Landsat images allow scientists to more precisely map the boundaries of rice paddies around the shores of China’s Lake Poyang. Likely rice-cropping areas are first identified with sensors that capture more frequent but less detailed images. This natural-color Landsat 5 image shows the area on September 29, 2005. (NASA Earth Observatory Image by Robert Simmon, based on Global Land Survey data.)

This is where the Global Land Survey 2005 collection will contribute substantially. Xiao and his team are starting to combine radar images from the ALOS/PALSAR mission of Japan with Landsat images from the Global Land Survey to identify and map paddy rice and wetlands with much greater detail than they could before.

“We need that kind of detail to better understand how and when the birds are moving among the different habitats where they can acquire or transmit the H5N1 virus,” says Xiao.

Evaluating Mangroves After the 2004 Indian Ocean Tsunami

During the devastating 2004 Indian Ocean tsunami, more than 200,000 people lost their lives. Some coastal communities were shielded from the waves’ destruction by mangrove forests, which motivated efforts to protect and restore them.

Photograph of mangroves on the coast of Kohama-jima island, Okinawa, Japan.
Dense stands of mangrove trees, common along tropical coasts, can reduce tsunami damage. These mangroves line the shoreline of Kohama-jima island, near Okinawa, Japan. (Photograph ©2008 Ken@Okinawa.)

As a foundation for conservation planning, remote-sensing ecologist Chandra Giri of the U.S. Geological Survey’s Center for Earth Resources Observation and Science led a team of researchers who used Landsat images to map the extent of mangroves in tsunami-affected countries and to determine the rate and causes of deforestation from 1975 through 2000.

In some ways, explained Giri, mapping mangroves with satellite imagery is straightforward. Mangroves have a unique appearance in satellite images that makes them easy to identify. But in the tropics, finding enough cloud-free scenes is hard. Also, mangroves are often tucked into small pockets of coastline, or they narrowly line meandering creeks. When you are mapping small features, any distortion or misalignment among images can make it impossible to detect changes over time.

Map of deforestation in the mangrove forests of Myanmar (Burma).
Key for mangrove image.
USGS ecologists produced this map of mangrove deforestation in Burma’s (Myanmar’s) Irrawaddy Delta using an older version of the Global Land Survey dataset. Recent improvements are allowing them to map mangrove deforestation worldwide. (Map adapted by Robert Simmon from Giri et al., 2008.)
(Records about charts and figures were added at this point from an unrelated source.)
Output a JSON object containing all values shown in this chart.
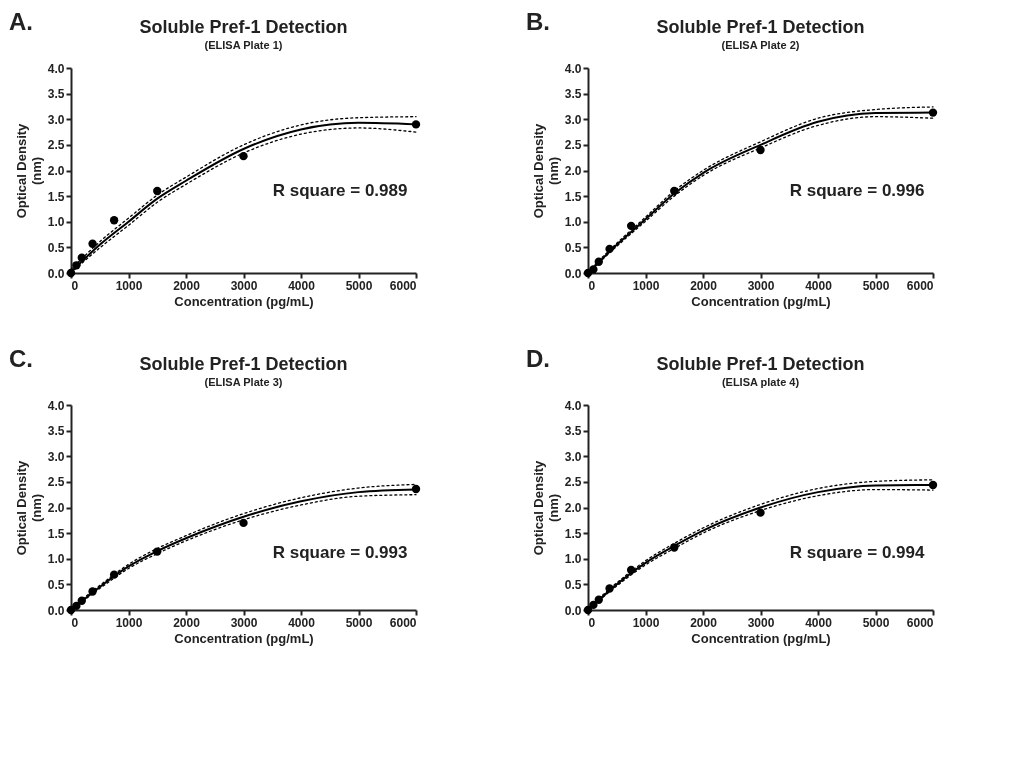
{
  "chart_data": [
    {
      "type": "scatter",
      "title": "Soluble Pref-1 Detection",
      "subtitle": "(ELISA Plate 1)",
      "xlabel": "Concentration (pg/mL)",
      "ylabel": [
        "Optical Density",
        "(nm)"
      ],
      "annotations": [
        "A.",
        "R square = 0.989"
      ],
      "xlim": [
        0,
        6000
      ],
      "ylim": [
        0,
        4.0
      ],
      "xticks": [
        0,
        1000,
        2000,
        3000,
        4000,
        5000,
        6000
      ],
      "yticks": [
        {
          "value": 0,
          "label": "0.0"
        },
        0.5,
        {
          "value": 1,
          "label": "1.0"
        },
        1.5,
        {
          "value": 2,
          "label": "2.0"
        },
        2.5,
        {
          "value": 3,
          "label": "3.0"
        },
        3.5,
        {
          "value": 4,
          "label": "4.0"
        }
      ],
      "series": [
        {
          "color": "#000000",
          "marker": "circle",
          "x": [
            0,
            93.75,
            187.5,
            375,
            750,
            1500,
            3000,
            6000
          ],
          "values": [
            0,
            0.15,
            0.3,
            0.57,
            1.03,
            1.6,
            2.28,
            2.9
          ]
        },
        {
          "type": "line",
          "color": "#000000",
          "line_style": "solid",
          "x": [
            0,
            500,
            1000,
            1500,
            2000,
            3000,
            4000,
            5000,
            6000
          ],
          "values": [
            0.02,
            0.55,
            1.0,
            1.45,
            1.8,
            2.42,
            2.8,
            2.93,
            2.9
          ]
        },
        {
          "type": "line",
          "color": "#000000",
          "line_style": "dotted",
          "x": [
            0,
            500,
            1000,
            1500,
            2000,
            3000,
            4000,
            5000,
            6000
          ],
          "values": [
            0,
            0.49,
            0.93,
            1.38,
            1.73,
            2.34,
            2.71,
            2.83,
            2.75
          ]
        },
        {
          "type": "line",
          "color": "#000000",
          "line_style": "dotted",
          "x": [
            0,
            500,
            1000,
            1500,
            2000,
            3000,
            4000,
            5000,
            6000
          ],
          "values": [
            0.07,
            0.61,
            1.07,
            1.52,
            1.87,
            2.5,
            2.89,
            3.03,
            3.05
          ]
        }
      ]
    },
    {
      "type": "scatter",
      "title": "Soluble Pref-1 Detection",
      "subtitle": "(ELISA Plate 2)",
      "xlabel": "Concentration (pg/mL)",
      "ylabel": [
        "Optical Density",
        "(nm)"
      ],
      "annotations": [
        "B.",
        "R square = 0.996"
      ],
      "xlim": [
        0,
        6000
      ],
      "ylim": [
        0,
        4.0
      ],
      "xticks": [
        0,
        1000,
        2000,
        3000,
        4000,
        5000,
        6000
      ],
      "yticks": [
        {
          "value": 0,
          "label": "0.0"
        },
        0.5,
        {
          "value": 1,
          "label": "1.0"
        },
        1.5,
        {
          "value": 2,
          "label": "2.0"
        },
        2.5,
        {
          "value": 3,
          "label": "3.0"
        },
        3.5,
        {
          "value": 4,
          "label": "4.0"
        }
      ],
      "series": [
        {
          "color": "#000000",
          "marker": "circle",
          "x": [
            0,
            93.75,
            187.5,
            375,
            750,
            1500,
            3000,
            6000
          ],
          "values": [
            0,
            0.07,
            0.22,
            0.47,
            0.92,
            1.6,
            2.4,
            3.13
          ]
        },
        {
          "type": "line",
          "color": "#000000",
          "line_style": "solid",
          "x": [
            0,
            500,
            1000,
            1500,
            2000,
            3000,
            4000,
            5000,
            6000
          ],
          "values": [
            0,
            0.55,
            1.05,
            1.55,
            1.95,
            2.5,
            2.95,
            3.12,
            3.13
          ]
        },
        {
          "type": "line",
          "color": "#000000",
          "line_style": "dotted",
          "x": [
            0,
            500,
            1000,
            1500,
            2000,
            3000,
            4000,
            5000,
            6000
          ],
          "values": [
            0,
            0.52,
            1.01,
            1.5,
            1.9,
            2.44,
            2.88,
            3.05,
            3.02
          ]
        },
        {
          "type": "line",
          "color": "#000000",
          "line_style": "dotted",
          "x": [
            0,
            500,
            1000,
            1500,
            2000,
            3000,
            4000,
            5000,
            6000
          ],
          "values": [
            0.03,
            0.58,
            1.09,
            1.6,
            2.0,
            2.56,
            3.02,
            3.19,
            3.24
          ]
        }
      ]
    },
    {
      "type": "scatter",
      "title": "Soluble Pref-1 Detection",
      "subtitle": "(ELISA Plate 3)",
      "xlabel": "Concentration (pg/mL)",
      "ylabel": [
        "Optical Density",
        "(nm)"
      ],
      "annotations": [
        "C.",
        "R square = 0.993"
      ],
      "xlim": [
        0,
        6000
      ],
      "ylim": [
        0,
        4.0
      ],
      "xticks": [
        0,
        1000,
        2000,
        3000,
        4000,
        5000,
        6000
      ],
      "yticks": [
        {
          "value": 0,
          "label": "0.0"
        },
        0.5,
        {
          "value": 1,
          "label": "1.0"
        },
        1.5,
        {
          "value": 2,
          "label": "2.0"
        },
        2.5,
        {
          "value": 3,
          "label": "3.0"
        },
        3.5,
        {
          "value": 4,
          "label": "4.0"
        }
      ],
      "series": [
        {
          "color": "#000000",
          "marker": "circle",
          "x": [
            0,
            93.75,
            187.5,
            375,
            750,
            1500,
            3000,
            6000
          ],
          "values": [
            0,
            0.08,
            0.18,
            0.36,
            0.69,
            1.14,
            1.7,
            2.36
          ]
        },
        {
          "type": "line",
          "color": "#000000",
          "line_style": "solid",
          "x": [
            0,
            500,
            1000,
            1500,
            2000,
            3000,
            4000,
            5000,
            6000
          ],
          "values": [
            0,
            0.45,
            0.85,
            1.15,
            1.4,
            1.82,
            2.12,
            2.3,
            2.35
          ]
        },
        {
          "type": "line",
          "color": "#000000",
          "line_style": "dotted",
          "x": [
            0,
            500,
            1000,
            1500,
            2000,
            3000,
            4000,
            5000,
            6000
          ],
          "values": [
            0,
            0.42,
            0.81,
            1.1,
            1.35,
            1.76,
            2.05,
            2.22,
            2.25
          ]
        },
        {
          "type": "line",
          "color": "#000000",
          "line_style": "dotted",
          "x": [
            0,
            500,
            1000,
            1500,
            2000,
            3000,
            4000,
            5000,
            6000
          ],
          "values": [
            0.03,
            0.48,
            0.89,
            1.2,
            1.45,
            1.88,
            2.19,
            2.38,
            2.45
          ]
        }
      ]
    },
    {
      "type": "scatter",
      "title": "Soluble Pref-1 Detection",
      "subtitle": "(ELISA plate 4)",
      "xlabel": "Concentration (pg/mL)",
      "ylabel": [
        "Optical Density",
        "(nm)"
      ],
      "annotations": [
        "D.",
        "R square = 0.994"
      ],
      "xlim": [
        0,
        6000
      ],
      "ylim": [
        0,
        4.0
      ],
      "xticks": [
        0,
        1000,
        2000,
        3000,
        4000,
        5000,
        6000
      ],
      "yticks": [
        {
          "value": 0,
          "label": "0.0"
        },
        0.5,
        {
          "value": 1,
          "label": "1.0"
        },
        1.5,
        {
          "value": 2,
          "label": "2.0"
        },
        2.5,
        {
          "value": 3,
          "label": "3.0"
        },
        3.5,
        {
          "value": 4,
          "label": "4.0"
        }
      ],
      "series": [
        {
          "color": "#000000",
          "marker": "circle",
          "x": [
            0,
            93.75,
            187.5,
            375,
            750,
            1500,
            3000,
            6000
          ],
          "values": [
            0,
            0.1,
            0.2,
            0.42,
            0.78,
            1.22,
            1.9,
            2.44
          ]
        },
        {
          "type": "line",
          "color": "#000000",
          "line_style": "solid",
          "x": [
            0,
            500,
            1000,
            1500,
            2000,
            3000,
            4000,
            5000,
            6000
          ],
          "values": [
            0,
            0.5,
            0.92,
            1.25,
            1.55,
            2.0,
            2.3,
            2.43,
            2.44
          ]
        },
        {
          "type": "line",
          "color": "#000000",
          "line_style": "dotted",
          "x": [
            0,
            500,
            1000,
            1500,
            2000,
            3000,
            4000,
            5000,
            6000
          ],
          "values": [
            0,
            0.47,
            0.88,
            1.2,
            1.5,
            1.94,
            2.23,
            2.35,
            2.34
          ]
        },
        {
          "type": "line",
          "color": "#000000",
          "line_style": "dotted",
          "x": [
            0,
            500,
            1000,
            1500,
            2000,
            3000,
            4000,
            5000,
            6000
          ],
          "values": [
            0.03,
            0.53,
            0.96,
            1.3,
            1.6,
            2.06,
            2.37,
            2.51,
            2.54
          ]
        }
      ]
    }
  ]
}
“The most important result obtained from South and Southeast Asia is that agriculture is the main factor responsible for mangrove destruction,” said Giri. That finding was contrary to the widespread belief that shrimp farming was the primary cause of deforestation.

When Giri and his colleagues mapped the mangroves in the tsunami-affected regions, the Global Land Survey 2005 collection wasn’t released yet. Instead, the team had to do much of the pre-analysis processing—including the orthorectification to remove distortions—themselves. It was a gigantic task that makes Giri appreciate the work that went into the Global Land Survey 2005 collection.

The surprising results in the tsunami-affected areas inspired Giri and his colleagues to expand their analysis worldwide. “For a global study of this nature, acquiring and pre-processing large volumes of Landsat data is a gigantic task for a single researcher,” says Giri. Without the Global Land Survey data, he concludes, a global map of mangroves wouldn’t be possible.